The background of the painting is where much of the drama is taking place. Fantauzzo has borrowed from both Howard Arkley (Australian, 1951 to 1999) and Edward Hopper (American, 1882 to 1967) and uses an air-brushed smoothness to depict an exterior that is both fantastic and real. The view from the windows behind Gillard’s head, which have insistent verticals that resemble the columns at the front of the House of Parliament in Canberra, show greensward, mountains, and areas of plain blue sky each of which lends depth and highlights the sense of serenity the organisation of elements in the picture create.

Reactions to Fantauzzo’s rather conventional portrait were generally approving. Saturday Paper journalist Paul Bongiorno tweeted at 10.21am on 24 October, “Was at the unveiling of Julia Gillard PM portrait today. It is a knock out. I thought @TonyAbbottMHR was gracious in being there[, and] she acknowledged his presence. A class act on both their parts.” The reference was to the way that Tony Abbott had competed with Gillard when she was prime minister, including a notable speech in Parliament on 9 October 2012 in which she called the Opposition leader a misogynist.

ABC presenter Virginia Trioli tweeted at 9.21am on 25 October, “I’m calling it: the 2019 @walkleys for cartooning: Mr Jon Kudelka. Bloody genius.” Her tweet contained the cartoon that Kudelka had produced and published the day before showing Gillard and Wayne Swan (who had been the Labor treasurer during the GFC) standing in front of the Fantauzzo portrait that is hanging on a gallery wall. Gillard is saying, “I wonder when Kevin’s going to –“ but before she can finish her question the portrait has scrolled through a shredder hidden in the lower part of its frame, destroying it. Behind the portrait of Gillard one of Kevin Rudd is revealed. The cartoon references a new book that Rudd had just launched which gives more information about his rolling in 2010 and the roles his colleagues played in the events of those days. It also references the gimmick that graffiti artist Banksy had used to destroy a drawing that had been sold on 16 October at an art auction in London for $1.4 million.

At 10.37am on 25 October, ABC journalist Annabel Crabb tweeted about the same cartoon, “Days like this I just want to go to wherever @jonkudelka lives and just shake his hand very vigorously.” Melbourne resident Jodie M tweeted about Crabb’s tweet, “This is classic.”

At 4.18pm on 25 October @giddeygirl retweeted a tweet that had gone up a day earlier from @edgemonsta, that said, “Great portrait of an awesome woman. Umm, does anyone else think Julia’s nose has been slightly shortened?” Her tweet retweeted one from journalist Margo Kingston that had said, “Here’s to a great PM, a beacon of dignity and service since, and a fabulous human being, Ms @JuliaGillard.” Kingston’s tweet contained a photo of the Fantauzzo portrait.

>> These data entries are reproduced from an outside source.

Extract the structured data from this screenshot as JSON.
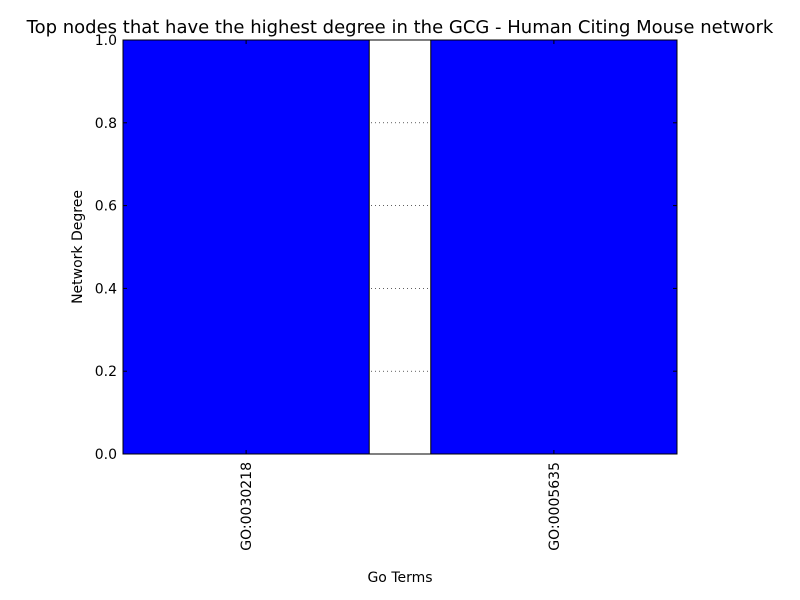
{
  "chart_data": {
    "type": "bar",
    "title": "Top nodes that have the highest degree in the GCG - Human Citing Mouse network",
    "xlabel": "Go Terms",
    "ylabel": "Network Degree",
    "categories": [
      "GO:0030218",
      "GO:0005635"
    ],
    "values": [
      1,
      1
    ],
    "ylim": [
      0,
      1.0
    ],
    "yticks": [
      "0.0",
      "0.2",
      "0.4",
      "0.6",
      "0.8",
      "1.0"
    ],
    "grid": true,
    "bar_color": "#0000ff",
    "edge_color": "#000000"
  }
}
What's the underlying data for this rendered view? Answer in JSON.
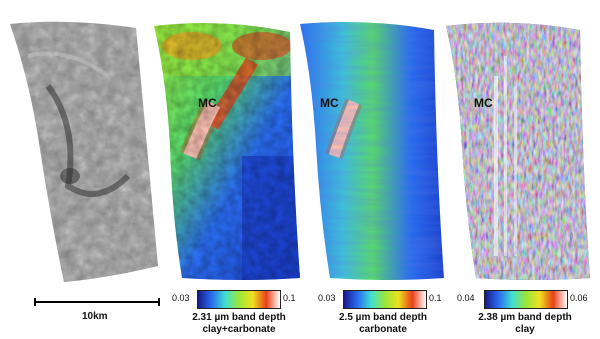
{
  "panels": [
    {
      "name": "grayscale-image",
      "label": ""
    },
    {
      "name": "clay-carbonate-map",
      "label": "MC"
    },
    {
      "name": "carbonate-map",
      "label": "MC"
    },
    {
      "name": "clay-map",
      "label": "MC"
    }
  ],
  "scale": {
    "label": "10km"
  },
  "colorbars": [
    {
      "min": "0.03",
      "max": "0.1",
      "title": "2.31 µm band depth",
      "subtitle": "clay+carbonate"
    },
    {
      "min": "0.03",
      "max": "0.1",
      "title": "2.5 µm band depth",
      "subtitle": "carbonate"
    },
    {
      "min": "0.04",
      "max": "0.06",
      "title": "2.38 µm band depth",
      "subtitle": "clay"
    }
  ],
  "colors": {
    "low": "#1a1a8c",
    "mid_low": "#2a6cf0",
    "mid": "#40e0d0",
    "mid_high": "#9ae63a",
    "high": "#f0e020",
    "very_high": "#e8401a",
    "max": "#ffffff"
  }
}
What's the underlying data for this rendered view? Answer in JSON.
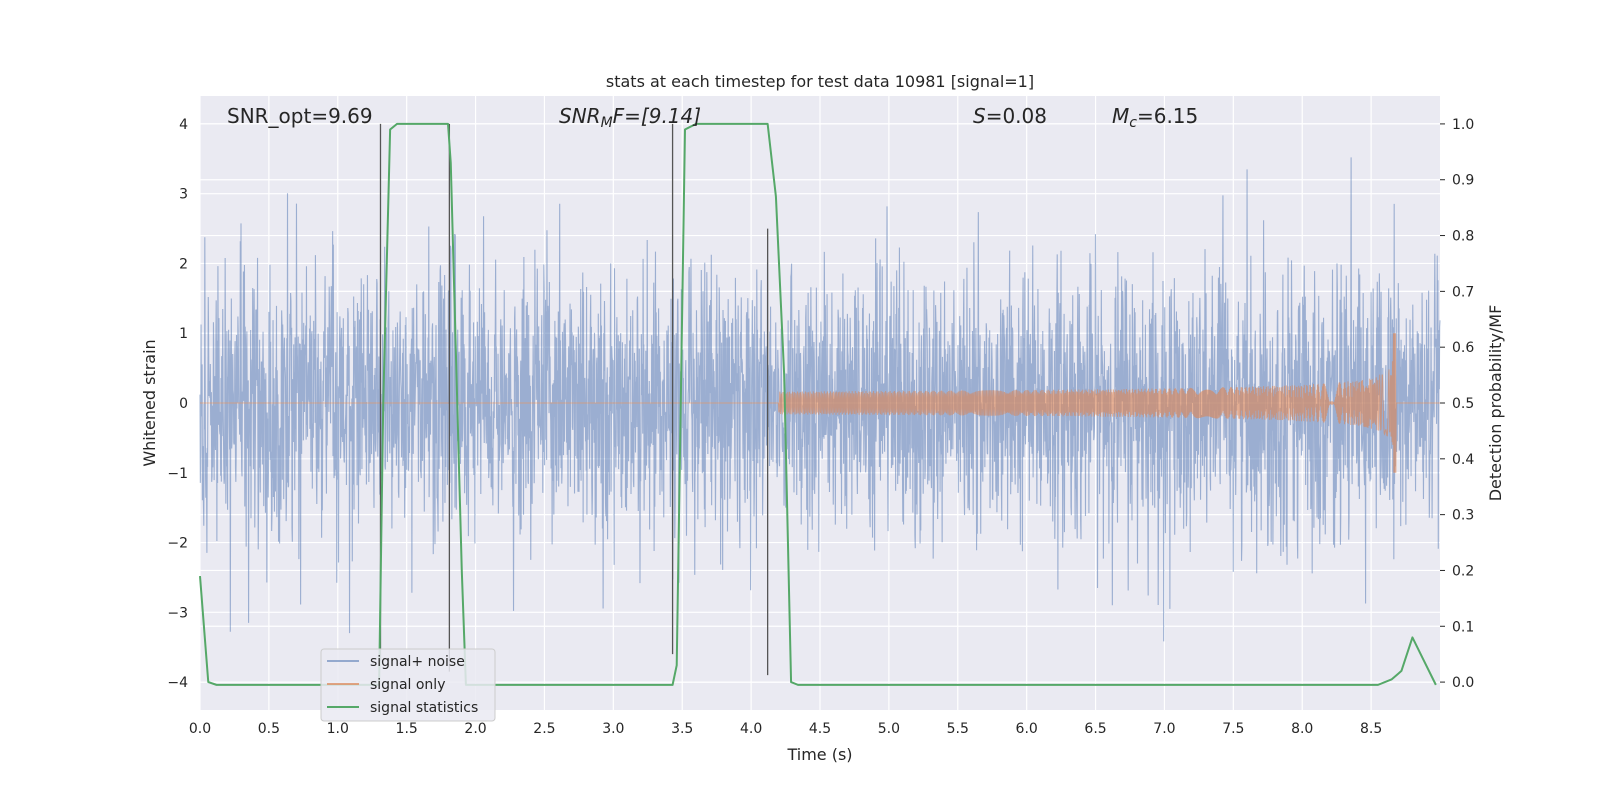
{
  "chart_data": {
    "type": "line",
    "title": "stats at each timestep for test data 10981 [signal=1]",
    "xlabel": "Time (s)",
    "ylabel": "Whitened strain",
    "ylabel_right": "Detection probability/MF",
    "xlim": [
      0.0,
      9.0
    ],
    "ylim": [
      -4.4,
      4.4
    ],
    "ylim_right": [
      -0.05,
      1.05
    ],
    "x_ticks": [
      "0.0",
      "0.5",
      "1.0",
      "1.5",
      "2.0",
      "2.5",
      "3.0",
      "3.5",
      "4.0",
      "4.5",
      "5.0",
      "5.5",
      "6.0",
      "6.5",
      "7.0",
      "7.5",
      "8.0",
      "8.5"
    ],
    "y_ticks": [
      "4",
      "3",
      "2",
      "1",
      "0",
      "−1",
      "−2",
      "−3",
      "−4"
    ],
    "y_right_ticks": [
      "1.0",
      "0.9",
      "0.8",
      "0.7",
      "0.6",
      "0.5",
      "0.4",
      "0.3",
      "0.2",
      "0.1",
      "0.0"
    ],
    "grid": true,
    "annotations": {
      "snr_opt": "SNR_opt=9.69",
      "snr_mf_main": "SNR",
      "snr_mf_sub": "M",
      "snr_mf_rest": "F=[9.14]",
      "s_italic": "S",
      "s_rest": "=0.08",
      "mc_italic": "M",
      "mc_sub": "c",
      "mc_rest": "=6.15"
    },
    "legend": {
      "placement": "lower-left",
      "entries": [
        "signal+ noise",
        "signal only",
        "signal statistics"
      ]
    },
    "series": [
      {
        "name": "signal+ noise",
        "color": "#4c72b0",
        "description_range": [
          -3.5,
          3.7
        ],
        "noise_sigma": 1.0
      },
      {
        "name": "signal only",
        "color": "#dd8452",
        "chirp_start": 4.2,
        "chirp_end": 8.68,
        "peak_amplitude": 1.0
      },
      {
        "name": "signal statistics",
        "color": "#55a868",
        "x": [
          0.0,
          0.06,
          0.12,
          0.3,
          1.2,
          1.3,
          1.33,
          1.38,
          1.43,
          1.8,
          1.82,
          1.9,
          1.93,
          3.43,
          3.46,
          3.52,
          3.6,
          3.7,
          4.12,
          4.18,
          4.24,
          4.29,
          4.34,
          8.4,
          8.55,
          8.65,
          8.72,
          8.8,
          8.88,
          8.97
        ],
        "values": [
          0.19,
          0.0,
          -0.005,
          -0.005,
          -0.005,
          -0.005,
          0.5,
          0.99,
          1.0,
          1.0,
          0.93,
          0.2,
          -0.005,
          -0.005,
          0.03,
          0.99,
          1.0,
          1.0,
          1.0,
          0.87,
          0.55,
          0.0,
          -0.005,
          -0.005,
          -0.005,
          0.005,
          0.02,
          0.08,
          0.04,
          -0.005
        ]
      }
    ],
    "vertical_markers": {
      "color": "#555555",
      "x": [
        1.31,
        1.81,
        3.43,
        4.12
      ],
      "y_top": [
        4.0,
        4.0,
        4.0,
        2.5
      ],
      "y_bottom": [
        -3.7,
        -3.85,
        -3.6,
        -3.9
      ]
    }
  }
}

Fantauzzo’s name is pronounced to rhyme with “fanta bootso” if pronounced correctly. The vowels in Italian are pure, so all the sounds are pronounced individually, with no running together of the sounds (running sounds together is what normally occurs in English). So far, I have not heard anyone in the media pronounce his name correctly but that is not surprising as foreign names are often mangled by Australians in the public sphere.